In health, procalcitonin is produced by thyroid C-cells and cleaved to calcitonin, so plasma levels are very low. During severe systemic bacterial infection, bacterial products such as endotoxin and pro-inflammatory cytokines induce procalcitonin expression in many extrathyroidal tissues, and the unprocessed peptide accumulates in plasma. Viral infections tend to raise interferon-gamma, which attenuates this induction, contributing to the relatively greater rise in bacterial disease. Procalcitonin increases within a few hours of a bacterial stimulus and declines as infection is controlled, giving it kinetics useful for following a course.

Clinical relevance

Procalcitonin is used as a marker that, compared with several other acute-phase reactants, is more closely associated with systemic bacterial infection and sepsis, and it has been studied as a tool to support decisions about antibiotic use in research settings. It is not perfectly specific and must be read with the clinical context; this entry describes the marker and does not give thresholds, antibiotic guidance, or individualized advice.

Epidemiology

Procalcitonin is widely measured in emergency and critical-care settings where bacterial infection and sepsis are common. Systematic review evidence has evaluated its diagnostic performance for sepsis across many studies (Wacker et al., 2013).

Evidence & guidelines

A systematic review and meta-analysis summarizes procalcitonin's diagnostic accuracy for sepsis (Wacker et al., 2013), and randomized work has examined procalcitonin-guided antibiotic strategies in respiratory infection (Christ-Crain et al., 2004); broader sepsis-biomarker context is reviewed by Pierrakos and Vincent (2010).
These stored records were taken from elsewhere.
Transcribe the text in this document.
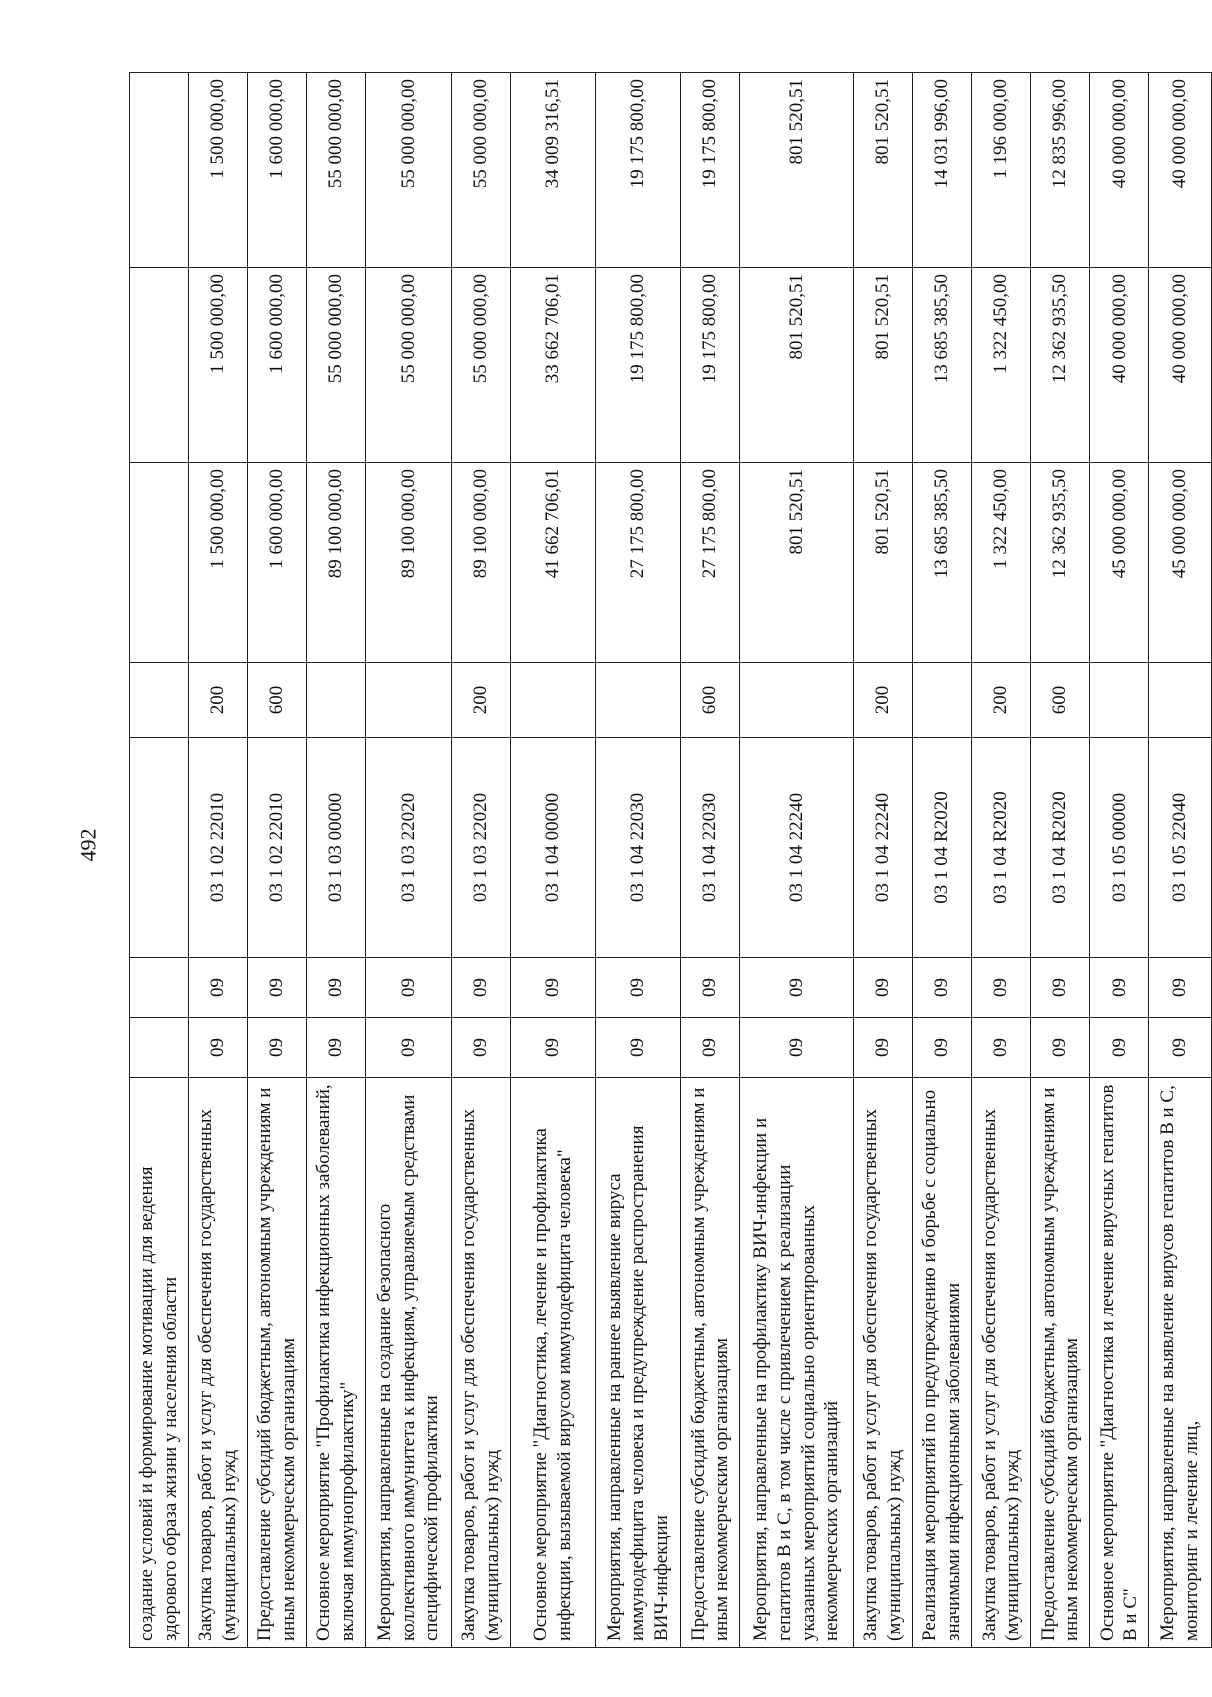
492
создание условий и формирование мотивации для ведения здорового образа жизни у населения области							
Закупка товаров, работ и услуг для обеспечения государственных (муниципальных) нужд	09	09	03 1 02 22010	200	1 500 000,00	1 500 000,00	1 500 000,00
Предоставление субсидий бюджетным, автономным учреждениям и иным некоммерческим организациям	09	09	03 1 02 22010	600	1 600 000,00	1 600 000,00	1 600 000,00
Основное мероприятие "Профилактика инфекционных заболеваний, включая иммунопрофилактику"	09	09	03 1 03 00000		89 100 000,00	55 000 000,00	55 000 000,00
Мероприятия, направленные на создание безопасного коллективного иммунитета к инфекциям, управляемым средствами специфической профилактики	09	09	03 1 03 22020		89 100 000,00	55 000 000,00	55 000 000,00
Закупка товаров, работ и услуг для обеспечения государственных (муниципальных) нужд	09	09	03 1 03 22020	200	89 100 000,00	55 000 000,00	55 000 000,00
Основное мероприятие "Диагностика, лечение и профилактика инфекции, вызываемой вирусом иммунодефицита человека"	09	09	03 1 04 00000		41 662 706,01	33 662 706,01	34 009 316,51
Мероприятия, направленные на раннее выявление вируса иммунодефицита человека и предупреждение распространения ВИЧ-инфекции	09	09	03 1 04 22030		27 175 800,00	19 175 800,00	19 175 800,00
Предоставление субсидий бюджетным, автономным учреждениям и иным некоммерческим организациям	09	09	03 1 04 22030	600	27 175 800,00	19 175 800,00	19 175 800,00
Мероприятия, направленные на профилактику ВИЧ-инфекции и гепатитов В и С, в том числе с привлечением к реализации указанных мероприятий социально ориентированных некоммерческих организаций	09	09	03 1 04 22240		801 520,51	801 520,51	801 520,51
Закупка товаров, работ и услуг для обеспечения государственных (муниципальных) нужд	09	09	03 1 04 22240	200	801 520,51	801 520,51	801 520,51
Реализация мероприятий по предупреждению и борьбе с социально значимыми инфекционными заболеваниями	09	09	03 1 04 R2020		13 685 385,50	13 685 385,50	14 031 996,00
Закупка товаров, работ и услуг для обеспечения государственных (муниципальных) нужд	09	09	03 1 04 R2020	200	1 322 450,00	1 322 450,00	1 196 000,00
Предоставление субсидий бюджетным, автономным учреждениям и иным некоммерческим организациям	09	09	03 1 04 R2020	600	12 362 935,50	12 362 935,50	12 835 996,00
Основное мероприятие "Диагностика и лечение вирусных гепатитов В и С"	09	09	03 1 05 00000		45 000 000,00	40 000 000,00	40 000 000,00
Мероприятия, направленные на выявление вирусов гепатитов В и С, мониторинг и лечение лиц,	09	09	03 1 05 22040		45 000 000,00	40 000 000,00	40 000 000,00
This entry reports that literature at a reference level rather than as guideline direction.

History

Elevated procalcitonin in severe bacterial infection was reported in the early 1990s, distinguishing it from the hormone's normal thyroidal role. Subsequent clinical studies through the 2000s characterized its kinetics, compared it with CRP, and tested procalcitonin-guided antibiotic strategies, establishing it as a leading infection and sepsis biomarker.

Debates

Can procalcitonin reliably distinguish bacterial from non-bacterial inflammation?
Procalcitonin is more bacterial-selective than CRP, but its sensitivity and specificity vary across settings and it cannot definitively rule infection in or out on its own, so its standalone diagnostic value remains debated.

Key figures

  • Beat Müller
  • Mirjam Christ-Crain
  • Frank Brunkhorst
  • Jean-Louis Vincent

Related topics

Seminal works

  • christ-crain-2004
  • wacker-2013

Frequently asked questions

Why is procalcitonin considered more specific for bacterial infection than CRP?
Its production is induced strongly by bacterial products and tends to be suppressed by the interferon response seen in viral infection, so it rises more in bacterial disease, although it is still not perfectly specific.
Is procalcitonin a hormone?
It is the precursor of the hormone calcitonin; in systemic bacterial infection the precursor itself accumulates in plasma without the usual hormonal processing, which is why it functions as an infection marker rather than a hormone signal.